初診日は、障害年金の請求において重要な意義をもっています
初診日とは、障害の原因となった傷病について、初めて医師または歯科医師(以下「医師等」という)
の診療を受けた日をいいます。整骨院、ほねつぎ、鍼灸院等は初診日として認められません。
障害年金の初診日は、初診日にどの年金制度に加入していたかにより受給できる障害年金が異なったり、
初診日の前日において保険料納付要件を満たしているかどうかを判断したりと、
障害年金の請求において重要な意義をもっています。
【注目】
難病の場合、特に初期においては診断が付かず、医療機関を転々とすることも多くあります。 基本的な考え方としては、症状が出て初めて医療機関を受診した日が初診日になりますから、確定診断前の受診も初診日になりえます。 ただ最近では、難病等で障害年金を申請した場合の初診日が、病名の確定診断がなされた日とする取扱いが増えています。当オフェスでも多発性硬化症の方の申請代行を行いましたが、初診日は、病名の確定診断となりました。※実務的には、本来の初診日に変更する方向のようです。
初診日を証明する書類(受診状況等証明書)
受診状況等証明書が添付できない申立書とは
初診日が5年以上前であったために初診の病院でのカルテ情報が破棄されていたり、病院そのものがなくなって
しまったりしている場合など、何らかの理由で初診を受けた病院での受診状況等証明書を取得が出来ないことが
あります。その場合は、この「受診状況等証明書が添付できない申立書」を請求時に添付します。

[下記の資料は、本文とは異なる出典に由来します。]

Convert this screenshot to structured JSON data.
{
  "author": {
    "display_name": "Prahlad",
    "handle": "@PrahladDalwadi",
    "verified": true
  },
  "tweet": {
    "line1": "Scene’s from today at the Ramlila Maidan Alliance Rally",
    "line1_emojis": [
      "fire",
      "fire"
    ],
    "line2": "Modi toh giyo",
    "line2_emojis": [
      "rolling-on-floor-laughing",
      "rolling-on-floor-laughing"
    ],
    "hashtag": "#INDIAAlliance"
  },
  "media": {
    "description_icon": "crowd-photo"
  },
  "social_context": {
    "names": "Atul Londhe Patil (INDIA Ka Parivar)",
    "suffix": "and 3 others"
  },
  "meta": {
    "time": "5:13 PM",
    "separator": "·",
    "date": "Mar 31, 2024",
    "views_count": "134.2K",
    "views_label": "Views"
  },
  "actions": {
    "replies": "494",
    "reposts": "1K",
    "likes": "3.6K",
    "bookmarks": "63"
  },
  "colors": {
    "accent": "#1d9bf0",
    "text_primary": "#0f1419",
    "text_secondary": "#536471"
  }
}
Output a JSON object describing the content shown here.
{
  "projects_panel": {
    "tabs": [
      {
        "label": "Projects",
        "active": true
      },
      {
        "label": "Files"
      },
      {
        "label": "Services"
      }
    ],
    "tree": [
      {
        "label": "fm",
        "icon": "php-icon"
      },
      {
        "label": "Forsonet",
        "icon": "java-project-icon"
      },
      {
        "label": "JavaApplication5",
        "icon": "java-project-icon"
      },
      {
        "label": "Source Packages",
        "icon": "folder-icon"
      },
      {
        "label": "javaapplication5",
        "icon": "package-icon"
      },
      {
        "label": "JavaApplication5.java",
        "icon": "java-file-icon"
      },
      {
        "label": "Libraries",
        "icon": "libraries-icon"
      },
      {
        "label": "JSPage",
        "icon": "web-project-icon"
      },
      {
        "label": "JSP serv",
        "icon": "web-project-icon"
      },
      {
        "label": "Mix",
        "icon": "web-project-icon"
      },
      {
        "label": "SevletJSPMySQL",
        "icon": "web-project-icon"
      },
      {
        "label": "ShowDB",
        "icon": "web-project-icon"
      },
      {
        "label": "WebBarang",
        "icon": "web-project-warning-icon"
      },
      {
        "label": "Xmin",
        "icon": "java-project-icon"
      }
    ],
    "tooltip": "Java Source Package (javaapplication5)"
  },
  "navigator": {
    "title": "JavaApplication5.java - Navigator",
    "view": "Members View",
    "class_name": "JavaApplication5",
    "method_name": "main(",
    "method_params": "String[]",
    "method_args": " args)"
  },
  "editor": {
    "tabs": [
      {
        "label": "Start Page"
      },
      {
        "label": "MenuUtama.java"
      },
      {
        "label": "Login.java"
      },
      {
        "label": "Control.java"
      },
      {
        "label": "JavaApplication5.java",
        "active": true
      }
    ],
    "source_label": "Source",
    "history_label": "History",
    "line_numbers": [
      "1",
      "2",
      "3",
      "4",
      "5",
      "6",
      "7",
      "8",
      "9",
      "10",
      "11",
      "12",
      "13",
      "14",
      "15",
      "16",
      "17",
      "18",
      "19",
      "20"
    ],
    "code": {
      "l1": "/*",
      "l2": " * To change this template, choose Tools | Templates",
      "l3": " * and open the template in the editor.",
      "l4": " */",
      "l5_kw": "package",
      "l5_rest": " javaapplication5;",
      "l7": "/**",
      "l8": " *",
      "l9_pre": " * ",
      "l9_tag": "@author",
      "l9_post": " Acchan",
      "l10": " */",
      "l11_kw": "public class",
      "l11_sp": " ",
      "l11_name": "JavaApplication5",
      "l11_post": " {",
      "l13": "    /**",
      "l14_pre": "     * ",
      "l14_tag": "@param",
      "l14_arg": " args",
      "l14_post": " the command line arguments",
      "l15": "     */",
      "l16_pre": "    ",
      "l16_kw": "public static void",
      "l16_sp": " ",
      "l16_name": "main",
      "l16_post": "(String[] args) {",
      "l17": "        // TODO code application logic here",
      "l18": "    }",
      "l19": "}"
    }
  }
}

しかし、この書類を準備したからといって、初診日が書類通り認められるわけではなく、初診日を証明する証拠が
何もない場合には「初診日が確認できないため不支給」となってしまいます。
客観的に初診日の証拠となる資料を用意する
日本年金機構では、最初の病院で証明が取れない場合には、請求者の状況に応じ、幅広い資料を参照しながら、客観的に初診日を判断することとしています。具体的には以下の資料を参照します。
1.2番目以降に診療を受けた医療機関による証明
2.紹介状(診療情報提供書)
3.身体障害者手帳等の申請時の診断書
4.身体障害者手帳
5.医療機関の受付簿等
6.医療機関発行の診察券
7.20歳前の受診が確認できる場合
次のものも参考資料として取り扱うこととされています
●交通事故証明書
●インフォームド・コンセントによる医療情報サマリー
●身体障害者手帳・療育手帳・精神障害者保健福祉手帳
●身体障害者手帳等の申請時の診断書
●生命保険・損害保険・労災保険の給付申請時の診断書
●事業所等の健康診断の記録
●母子健康手帳
●健康保険の給付記録(レセプトも含む)
●お薬手帳・糖尿病手帳・領収書・診察券(可能な限り診察日や診療科が分かるもの)
●小学校・中学校等の在学証明・卒業証書
●盲学校・ろう学校の在学証明・卒業証書
●第三者証明
●その他
初診の病院に確認したが「カルテが保存されていない」と言われたら
病院にさらに以下の再確認を行います。
1. 別の倉庫などにカルテを保存していないか
2. カルテのサマリーがないか
3. コンピュータに受付記録などの情報がないか
その結果、カルテが存在する場合は、初診の証明書(受診状況等証明書)の作成を依頼します。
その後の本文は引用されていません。